Altering rcorder and /etc/rc to gain faster startup

elephant · Aug 20, 2020

olli@ said:
Running the rc scripts on large servers may take somewhat longer, especially when several jails have to be started. But again, starting a jail is I/O-bound. And it should also be noted that – unlike desktop machines – servers are not booted every day in the morning, so then it doesn’t matter that much. Just my opinion, of course.

I think this will help for servers with a large number of jails. The time savings is small for a minimal install - 2 seconds. For larger systems, it will be more.

The nice thing is the change is actually quite small for sh(1) changes - about two paragraphs of RC script edits.

I rewrote the C code for rcorder(8) because I wanted unit tests. The resulting binary is about 5kb larger.

Another nice thing is backwards compatibility. You can run new rc script with old rcorder or old rc script with new rcorder. Everything still works. No speed improvement but you can boot.

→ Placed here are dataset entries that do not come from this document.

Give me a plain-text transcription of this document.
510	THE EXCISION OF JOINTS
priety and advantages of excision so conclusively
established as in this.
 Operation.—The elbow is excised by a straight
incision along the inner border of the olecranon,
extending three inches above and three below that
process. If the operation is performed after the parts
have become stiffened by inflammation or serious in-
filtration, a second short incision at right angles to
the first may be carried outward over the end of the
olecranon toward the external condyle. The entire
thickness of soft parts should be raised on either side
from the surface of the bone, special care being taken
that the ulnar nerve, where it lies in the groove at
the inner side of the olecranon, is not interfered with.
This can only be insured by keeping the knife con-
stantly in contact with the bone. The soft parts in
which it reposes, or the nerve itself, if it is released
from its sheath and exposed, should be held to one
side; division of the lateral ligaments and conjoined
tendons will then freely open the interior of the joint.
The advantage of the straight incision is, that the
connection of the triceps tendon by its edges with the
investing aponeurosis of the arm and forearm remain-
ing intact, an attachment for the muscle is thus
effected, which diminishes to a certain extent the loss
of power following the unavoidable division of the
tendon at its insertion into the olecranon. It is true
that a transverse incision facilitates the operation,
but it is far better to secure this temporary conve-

I'm curious how much faster to see the login screen for mate or slim.

About netwait ... other rc scripts that don't require it can continue to run.

Mjölnir · Aug 20, 2020

unitrunker said:
-j is the number of tasks, not number of threads or cores. These tasks are largely I/O bound. On an ancient Core 2 Duo I found 99 worked better than 30.

This surprises me. This looks like an effect that on a spinning disk, it's more likely your data comes under the moving spindle the more data you demand (in the request-queue). So then, the #concurrency should not be derived from #threads, but from I/O capabilities of the system? Did you test on spinning disks or SSD? At least on UFS, inserting an I/O scheduler should give a reasonable speedup. Still I find it more natural to derive #concurrency from the threading capabilities of the system.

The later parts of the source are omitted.